Their debut London gig saw them reprise the album at the appropriately atmospheric and lived-in surroundings of the Old Queen’s Head in Islington. The winding interactions and rough traversals of Knochentanz open the show, the sounds of Khan’s sarangi edging out the wiry tension of Yorkston’s guitar and Thorne’s supple bass. His name may be the least familiar to those in the audience, but by the end of the show it is arguably Khan’s contribution both musically and vocally that is the most striking element to be taken away (no mean feat given Yorkston’s consistent and quietly commanding input – something shown to superb effect early on in the stealthy, surreptitious beauty of The Blues You Sang). Yorkston delivers typically understated guitar work and delicately conveyed vocals which form the first of a couple of tributes paid tonight to the late Doogie Paul.
The album is notable for two cover versions included – Song For Thirza by Lal Waterson and Little Black Buzzer by Ivor Cutler. The former shows that, despite coming from different worlds, the instrumental combination is surprisingly complimentary and natural-sounding when placed alongside each other – Khan’s sarangi providing gently resonating echoes to Yorkston’s guitar. Little Black Buzzer in this context may seem on paper a musical multiplication too far, yet in practice it’s a different proposition, even if still lyrically absurd in places. It presents a three-way delta of voices, the raw beauty of Yorkston’s voice running into that of Laura Moody with Khan’s rhythmical inflections spinning it in a different direction. Thorne takes on vocals for the album’s title track, describing it as a song “about infidelity and divorce”, the bleakness of the lyrics and overall tone cutting through the juxtaposition of voices.
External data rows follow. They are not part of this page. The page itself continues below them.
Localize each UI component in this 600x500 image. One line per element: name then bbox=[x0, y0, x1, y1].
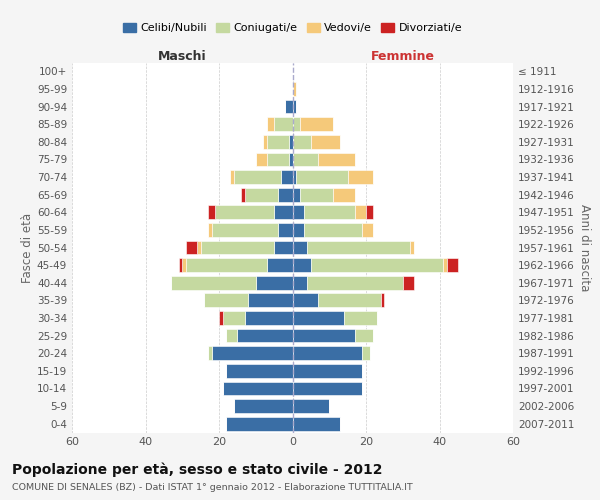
Bar bbox=[410, 240, 414, 254]
Bar bbox=[230, 170, 234, 184]
Bar bbox=[223, 311, 245, 325]
Bar bbox=[293, 328, 355, 342]
Bar bbox=[318, 152, 355, 166]
Bar bbox=[223, 382, 293, 396]
Bar bbox=[362, 346, 370, 360]
Bar bbox=[256, 152, 267, 166]
Bar bbox=[219, 311, 223, 325]
Bar bbox=[241, 188, 245, 202]
Bar bbox=[293, 135, 311, 148]
Bar bbox=[293, 276, 307, 289]
Bar bbox=[347, 170, 373, 184]
Bar bbox=[296, 170, 347, 184]
Bar bbox=[344, 311, 377, 325]
Bar bbox=[212, 223, 278, 237]
Bar bbox=[245, 311, 293, 325]
Bar bbox=[366, 206, 373, 219]
Bar bbox=[381, 294, 385, 307]
Bar bbox=[208, 346, 212, 360]
Bar bbox=[186, 240, 197, 254]
Bar bbox=[293, 294, 318, 307]
Bar bbox=[267, 135, 289, 148]
Bar bbox=[179, 258, 182, 272]
Bar bbox=[355, 328, 373, 342]
Bar bbox=[403, 276, 414, 289]
Bar bbox=[171, 276, 256, 289]
Bar bbox=[186, 258, 267, 272]
Bar bbox=[293, 170, 296, 184]
Bar bbox=[200, 240, 274, 254]
Bar bbox=[318, 294, 381, 307]
Bar bbox=[215, 206, 274, 219]
Bar bbox=[234, 399, 293, 413]
Bar bbox=[226, 328, 238, 342]
Bar bbox=[226, 364, 293, 378]
Bar bbox=[281, 170, 293, 184]
Bar bbox=[307, 240, 410, 254]
Bar bbox=[300, 118, 333, 131]
Legend: Celibi/Nubili, Coniugati/e, Vedovi/e, Divorziati/e: Celibi/Nubili, Coniugati/e, Vedovi/e, Di… bbox=[118, 18, 467, 38]
Text: Maschi: Maschi bbox=[158, 50, 206, 62]
Bar bbox=[278, 188, 293, 202]
Bar bbox=[293, 206, 304, 219]
Y-axis label: Fasce di età: Fasce di età bbox=[21, 212, 34, 282]
Bar bbox=[238, 328, 293, 342]
Bar bbox=[362, 223, 373, 237]
Bar bbox=[197, 240, 200, 254]
Bar bbox=[256, 276, 293, 289]
Bar bbox=[274, 240, 293, 254]
Bar bbox=[285, 100, 293, 114]
Bar bbox=[300, 188, 333, 202]
Bar bbox=[234, 170, 281, 184]
Bar bbox=[278, 223, 293, 237]
Bar bbox=[293, 382, 362, 396]
Bar bbox=[274, 118, 293, 131]
Bar bbox=[293, 118, 300, 131]
Bar bbox=[293, 399, 329, 413]
Bar bbox=[267, 258, 293, 272]
Bar bbox=[447, 258, 458, 272]
Bar bbox=[208, 223, 212, 237]
Bar bbox=[208, 206, 215, 219]
Text: Popolazione per età, sesso e stato civile - 2012: Popolazione per età, sesso e stato civil… bbox=[12, 462, 383, 477]
Bar bbox=[311, 135, 340, 148]
Bar bbox=[267, 152, 289, 166]
Bar bbox=[304, 206, 355, 219]
Bar bbox=[212, 346, 293, 360]
Text: Femmine: Femmine bbox=[371, 50, 435, 62]
Bar bbox=[311, 258, 443, 272]
Bar bbox=[304, 223, 362, 237]
Bar bbox=[293, 417, 340, 430]
Bar bbox=[307, 276, 403, 289]
Bar bbox=[293, 240, 307, 254]
Bar bbox=[293, 152, 318, 166]
Bar bbox=[245, 188, 278, 202]
Text: COMUNE DI SENALES (BZ) - Dati ISTAT 1° gennaio 2012 - Elaborazione TUTTITALIA.IT: COMUNE DI SENALES (BZ) - Dati ISTAT 1° g… bbox=[12, 484, 413, 492]
Bar bbox=[274, 206, 293, 219]
Bar bbox=[293, 223, 304, 237]
Bar bbox=[293, 188, 300, 202]
Bar bbox=[443, 258, 447, 272]
Bar bbox=[355, 206, 366, 219]
Bar bbox=[289, 135, 293, 148]
Bar bbox=[293, 346, 362, 360]
Bar bbox=[226, 417, 293, 430]
Bar bbox=[293, 82, 296, 96]
Bar bbox=[293, 258, 311, 272]
Bar bbox=[248, 294, 293, 307]
Bar bbox=[289, 152, 293, 166]
Bar bbox=[263, 135, 267, 148]
Bar bbox=[293, 100, 296, 114]
Bar bbox=[204, 294, 248, 307]
Y-axis label: Anni di nascita: Anni di nascita bbox=[578, 204, 591, 291]
Bar bbox=[182, 258, 186, 272]
Bar bbox=[267, 118, 274, 131]
Bar bbox=[293, 364, 362, 378]
Bar bbox=[293, 311, 344, 325]
Bar bbox=[333, 188, 355, 202]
The inherent longing bound up in the bereft, inconsolable tones of the sarangi comes through clearly on Vachaspati Kaavya, while its pleading sounds and suspended notes also add an elusive quality to Sufi Song. The liberating nature of the latter transports us briefly to India, and we’re suddenly among distant sunsets, colourful panoramas and mystical backdrops (that is, if we close our eyes to block out the oil paintings and mirrors from another time that adorn the walls of the Islington venue). The quietly mercurial presence of Yorkston is restored on the stark Broken Wave and exerts an anchoring, sobering effect.
Yet the melancholy of the album doesn’t weigh too heavy over the gig, being balanced out by light-hearted moments of humour and warmth. Ahead of closing with a cover of Jansch’s Rosemary Lane, Yorkston curtly offers up a self-deprecating line of “if it’s shite you can blame Bert”. Needless to say, no apologies are required – it’s an apt finale, a reminder how they’ve preserved the truths and traditions of folk music whilst injecting new, progressive ideas. The best thing of all is that it feels like there’s still much more to come.